Juniper Networks memperingatkan bahwa produk Session Smart Router (SSR) dengan kata sandi default menjadi sasaran sebagai bagian dari kampanye jahat yang menyebarkan malware botnet Mirai.
Perusahaan mengatakan akan mengeluarkan peringatan tersebut setelah “beberapa pelanggan” melaporkan perilaku anomali pada platform Session Smart Network (SSN) mereka pada 11 Desember 2024.
“Sistem ini telah terinfeksi malware Mirai dan kemudian digunakan sebagai sumber serangan DDOS ke perangkat lain yang dapat diakses oleh jaringan mereka,” katanya. “Sistem yang terkena dampak semuanya menggunakan kata sandi default.”

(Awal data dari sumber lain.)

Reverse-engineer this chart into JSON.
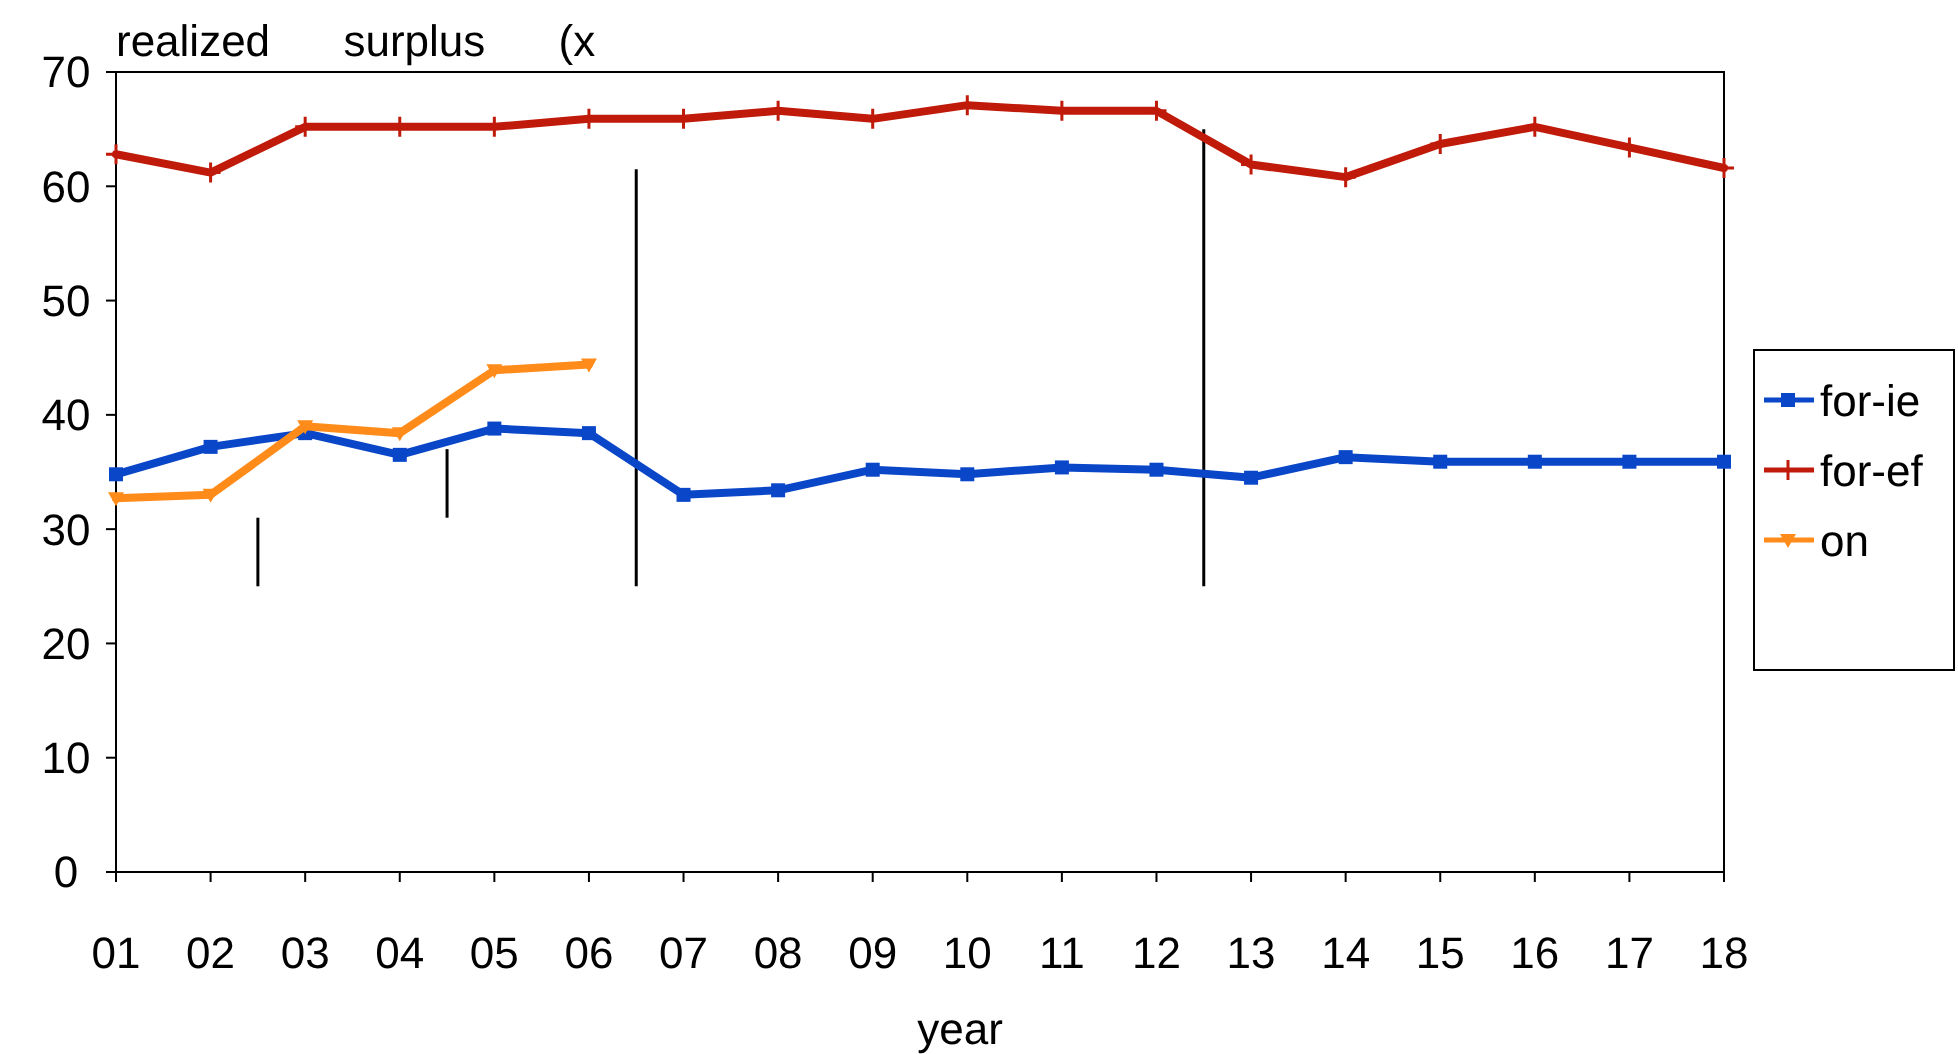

Mirai, yang kode sumbernya bocor pada tahun 2016, telah melahirkan beberapa varian selama bertahun-tahun. Malware ini mampu memindai kerentanan yang diketahui serta kredensial default untuk menyusup ke perangkat dan memasukkannya ke dalam botnet untuk melakukan serangan penolakan layanan terdistribusi (DDoS).
Untuk memitigasi ancaman tersebut, organisasi disarankan untuk segera mengubah kata sandi mereka menjadi kata sandi yang kuat dan unik (jika belum), secara berkala mengaudit log akses untuk mencari tanda-tanda aktivitas mencurigakan, menggunakan firewall untuk memblokir akses tidak sah, dan selalu memperbarui perangkat lunak. tanggal.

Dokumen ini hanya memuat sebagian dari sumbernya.